L'histoire :
Début août 1938, le bluesman Robert Johnson est de retour à proximité de la ferme de son enfance. Il est solitaire, il porte un beau costume rayé et un beau chapeau qu’il aime coiffer de travers. Il tient une guitare en bandoulière, une bouteille d’alcool à la main et il fume clope sur clope. Il se souvient de son environnement d’enfant, de la vieille Ford T abandonnée dans un champ, dans laquelle il aimait faire semblant de conduire. Il s’arrête quelques minutes sur la tombe de Virginia, sa femme décédée lors de l’accouchement de leur enfant, également décédé. Il se courbe en deux le temps d’une violente douleur à l’estomac. Il repart à pied, comme il est venu, le long de la route qui passe par ce carrefour dont il a forgé la légende. Il a en effet fait croire à tout son entourage que ses phénoménaux progrès à la guitare étaient dus à un pacte avec le diable, spirituellement signé à cet endroit précis. Le soir tombant, il rejoint Juke Point, un bar où tous les noirs américains qui aiment la musique se donnent rendez-vous. Il écoute un collègue s’accompagner à la guitare sur une chanson assez vulgaire. Il se fait payer par une amie une bouteille de whisky, qu’il descend d’une traite. Mais les douleurs le reprennent. Il sort en titubant et s’écroule au pied d’un grand arbre. Un attroupement se crée autour de lui, qui lutte pour ne pas sombrer…

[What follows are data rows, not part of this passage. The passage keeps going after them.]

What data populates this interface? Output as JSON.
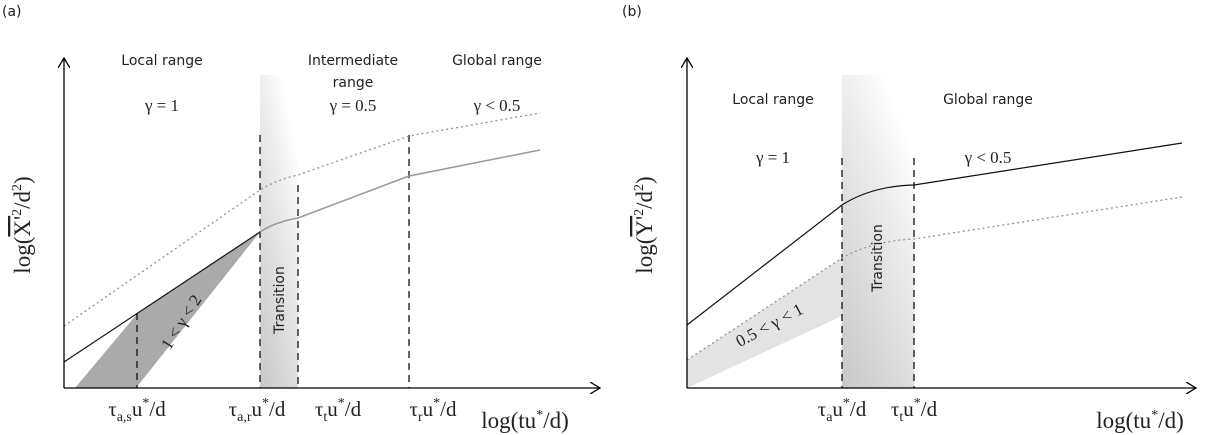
{
  "panel_a": {
    "label": "(a)",
    "y_axis": {
      "open": "log(",
      "var": "X'",
      "exp": "2",
      "denom": "/d",
      "denom_exp": "2",
      "close": ")"
    },
    "x_axis": {
      "base": "log(tu",
      "sup": "*",
      "tail": "/d)"
    },
    "regions": [
      {
        "name": [
          "Local range"
        ],
        "gamma": "γ = 1"
      },
      {
        "name": [
          "Intermediate",
          "range"
        ],
        "gamma": "γ = 0.5"
      },
      {
        "name": [
          "Global range"
        ],
        "gamma": "γ < 0.5"
      }
    ],
    "transition": "Transition",
    "slope_label": "1 < γ < 2",
    "ticks": [
      {
        "sym": "τ",
        "sub": "a,s",
        "base": "u",
        "sup": "*",
        "tail": "/d"
      },
      {
        "sym": "τ",
        "sub": "a,r",
        "base": "u",
        "sup": "*",
        "tail": "/d"
      },
      {
        "sym": "τ",
        "sub": "t",
        "base": "u",
        "sup": "*",
        "tail": "/d"
      },
      {
        "sym": "τ",
        "sub": "r",
        "base": "u",
        "sup": "*",
        "tail": "/d"
      }
    ]
  },
  "panel_b": {
    "label": "(b)",
    "y_axis": {
      "open": "log(",
      "var": "Y'",
      "exp": "2",
      "denom": "/d",
      "denom_exp": "2",
      "close": ")"
    },
    "x_axis": {
      "base": "log(tu",
      "sup": "*",
      "tail": "/d)"
    },
    "regions": [
      {
        "name": [
          "Local range"
        ],
        "gamma": "γ = 1"
      },
      {
        "name": [
          "Global range"
        ],
        "gamma": "γ < 0.5"
      }
    ],
    "transition": "Transition",
    "slope_label": "0.5 < γ < 1",
    "ticks": [
      {
        "sym": "τ",
        "sub": "a",
        "base": "u",
        "sup": "*",
        "tail": "/d"
      },
      {
        "sym": "τ",
        "sub": "t",
        "base": "u",
        "sup": "*",
        "tail": "/d"
      }
    ]
  }
}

Ce qu'on en pense sur la planète BD :
Noir américain et hobo, Robert Johnson (1911-1938) est considéré comme l’inventeur du Blues. Il fut en effet un tel précurseur et génie de la guitare, qu’on veut bien croire à la légende du pacte avec le diable qu’il aurait signé à un Cross Road (un de ses titres phares). Il est le premier membre du « club des 27 », parmi les stars du rock à être violemment morts à l’âge maudit de 27 ans. Sa légende puissante et l’aube du blues noir américain en général ont déjà beaucoup inspiré Franz Duchazeau, auteur de Lomax, Le rêve de Meteor Slim et Blackface banjo. En auteur complet, Duchazeau entremêle Les derniers jours de Robert Johnson au présent (août 1938) avec ses propres souvenirs d’enfance et de jeunesse, au cours d’une non-linéarité onirique, sans transition, de 235 pages. Son trait charbonneux en noir et blanc, est virtuose s’agissant de dépeindre les décors réalistes, les vieilles bagnoles, les dancefloors rythmés, les locomotives, les rues animées des grandes villes, la campagne et les bayous du Mississipi. Hélas, il s’avère aussi imprécis sur les faciès des personnages – noirs, sans âge, souvent habillés pareillement – qu’on confond régulièrement dans un embrouillamini d’époques et une narration « globale ». Les puristes du blues trouveront aussi dommage que toutes les paroles des chansons soient écrites en français (ça « sonne » tout de suite très différemment…).